Q: With ‘Surrogate,’ you mentioned the piece wasn’t fully realized – but what do you see as the importance of the proposition itself versus its actual execution? What’s the boundary between the concept and the reality? What does that boundary reveal?
A: I was thinking about these questions of control. On one hand, it’s thinking about the overturning of Roe v. Wade and the way that women’s bodies are controlled literally by the government. In the Last election, we had autonomy to decide what we would do with our bodies. Thinking about control in the technological sense, with things like gene editing or all the different reproductive technologies.And also thinking about what our relationship is to new life, which, as parents or as older people, we might try to have control over another life, and ultimately, much of it is out of your hands.
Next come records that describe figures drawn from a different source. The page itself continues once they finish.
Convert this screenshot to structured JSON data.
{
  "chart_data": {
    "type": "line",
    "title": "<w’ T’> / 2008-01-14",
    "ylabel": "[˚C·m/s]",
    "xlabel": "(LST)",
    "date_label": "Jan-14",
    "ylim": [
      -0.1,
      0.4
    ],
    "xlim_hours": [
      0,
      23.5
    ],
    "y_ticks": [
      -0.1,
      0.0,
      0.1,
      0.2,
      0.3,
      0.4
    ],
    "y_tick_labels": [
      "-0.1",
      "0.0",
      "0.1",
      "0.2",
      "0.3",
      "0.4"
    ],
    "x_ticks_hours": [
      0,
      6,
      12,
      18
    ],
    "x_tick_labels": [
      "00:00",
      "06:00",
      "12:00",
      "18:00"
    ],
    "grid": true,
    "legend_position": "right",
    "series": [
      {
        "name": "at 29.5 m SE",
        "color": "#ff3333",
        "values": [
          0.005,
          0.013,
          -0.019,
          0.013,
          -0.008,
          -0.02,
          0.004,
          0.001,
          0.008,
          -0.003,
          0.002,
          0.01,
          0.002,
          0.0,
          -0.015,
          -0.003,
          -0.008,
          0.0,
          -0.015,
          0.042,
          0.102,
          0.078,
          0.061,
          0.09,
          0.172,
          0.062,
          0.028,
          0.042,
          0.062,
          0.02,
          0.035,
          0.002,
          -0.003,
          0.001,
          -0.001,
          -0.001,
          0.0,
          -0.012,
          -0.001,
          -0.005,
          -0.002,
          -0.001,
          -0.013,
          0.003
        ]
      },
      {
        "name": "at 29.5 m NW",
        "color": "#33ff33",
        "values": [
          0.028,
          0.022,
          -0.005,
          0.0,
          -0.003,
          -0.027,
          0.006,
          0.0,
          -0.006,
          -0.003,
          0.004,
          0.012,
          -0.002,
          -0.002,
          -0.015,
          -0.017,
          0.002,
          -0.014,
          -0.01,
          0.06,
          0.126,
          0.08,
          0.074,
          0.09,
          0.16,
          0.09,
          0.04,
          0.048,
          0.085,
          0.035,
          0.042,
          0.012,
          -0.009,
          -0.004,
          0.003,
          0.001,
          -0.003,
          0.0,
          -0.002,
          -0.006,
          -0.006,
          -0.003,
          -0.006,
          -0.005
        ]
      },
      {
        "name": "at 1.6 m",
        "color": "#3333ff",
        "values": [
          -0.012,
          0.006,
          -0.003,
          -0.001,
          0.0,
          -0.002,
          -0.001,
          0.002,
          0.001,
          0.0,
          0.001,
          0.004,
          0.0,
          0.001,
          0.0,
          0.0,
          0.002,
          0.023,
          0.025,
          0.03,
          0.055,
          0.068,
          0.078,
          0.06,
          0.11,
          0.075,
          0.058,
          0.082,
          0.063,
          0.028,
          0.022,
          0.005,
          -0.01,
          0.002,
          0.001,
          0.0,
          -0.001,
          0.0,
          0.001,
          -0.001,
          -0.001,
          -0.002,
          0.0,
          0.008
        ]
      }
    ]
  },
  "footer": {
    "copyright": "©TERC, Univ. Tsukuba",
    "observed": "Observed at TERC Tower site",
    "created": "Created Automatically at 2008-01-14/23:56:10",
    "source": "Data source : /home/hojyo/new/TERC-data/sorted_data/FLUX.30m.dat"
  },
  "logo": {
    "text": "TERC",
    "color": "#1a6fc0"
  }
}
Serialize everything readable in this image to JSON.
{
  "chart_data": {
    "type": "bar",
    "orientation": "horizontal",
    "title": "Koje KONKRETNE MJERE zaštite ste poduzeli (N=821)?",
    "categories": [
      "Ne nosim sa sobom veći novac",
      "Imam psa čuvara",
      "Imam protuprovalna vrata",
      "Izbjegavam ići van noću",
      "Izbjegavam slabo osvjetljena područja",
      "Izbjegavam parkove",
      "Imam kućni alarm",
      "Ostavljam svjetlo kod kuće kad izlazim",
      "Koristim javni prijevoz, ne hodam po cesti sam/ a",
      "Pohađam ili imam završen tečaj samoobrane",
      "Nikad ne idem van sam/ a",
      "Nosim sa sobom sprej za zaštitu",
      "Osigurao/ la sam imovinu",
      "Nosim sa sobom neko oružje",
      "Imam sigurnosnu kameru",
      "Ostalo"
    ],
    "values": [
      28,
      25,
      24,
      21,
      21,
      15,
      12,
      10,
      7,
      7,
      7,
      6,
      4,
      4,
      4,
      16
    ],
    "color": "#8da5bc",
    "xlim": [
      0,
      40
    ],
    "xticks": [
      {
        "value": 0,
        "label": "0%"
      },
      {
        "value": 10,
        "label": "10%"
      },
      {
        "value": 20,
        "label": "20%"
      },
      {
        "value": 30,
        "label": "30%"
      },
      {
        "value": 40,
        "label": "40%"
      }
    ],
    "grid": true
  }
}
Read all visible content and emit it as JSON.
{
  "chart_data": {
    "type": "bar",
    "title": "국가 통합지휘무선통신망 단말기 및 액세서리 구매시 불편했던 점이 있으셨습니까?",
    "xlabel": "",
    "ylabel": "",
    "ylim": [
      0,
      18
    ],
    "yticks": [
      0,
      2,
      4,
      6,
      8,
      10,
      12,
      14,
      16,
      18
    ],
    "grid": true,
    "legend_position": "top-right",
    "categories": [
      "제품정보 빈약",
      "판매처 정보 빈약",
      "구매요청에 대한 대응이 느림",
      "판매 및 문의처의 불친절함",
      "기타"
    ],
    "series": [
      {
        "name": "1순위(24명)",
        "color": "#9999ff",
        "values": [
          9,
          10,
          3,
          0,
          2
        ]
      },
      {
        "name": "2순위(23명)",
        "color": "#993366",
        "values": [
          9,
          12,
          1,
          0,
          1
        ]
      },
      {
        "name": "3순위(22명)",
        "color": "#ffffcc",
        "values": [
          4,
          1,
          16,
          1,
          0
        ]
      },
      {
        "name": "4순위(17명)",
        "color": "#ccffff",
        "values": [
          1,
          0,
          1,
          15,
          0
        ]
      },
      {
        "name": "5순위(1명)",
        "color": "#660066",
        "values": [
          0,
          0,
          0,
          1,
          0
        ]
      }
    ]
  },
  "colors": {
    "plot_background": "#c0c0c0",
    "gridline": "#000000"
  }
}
Q: What do you think the people you talked to about having that control over you felt? What was your sense of how that felt to them to have that power? And do you think that informs the ideals that our society has with projecting power on women’s bodies?
A: I think so. I mean, you can see it in the video – their reactions. Right? It was all across the board.
Q: Is there anything I missed? Anything you would like to add?
A: I think this show was really open to interpretation. I have my own thoughts and ideas about technology, but with all these works, it’s not trying to tell people what to feel or what to think, which is to suggest that we can feel, and we can think, and we can have these conversations and make up our own minds about these different issues.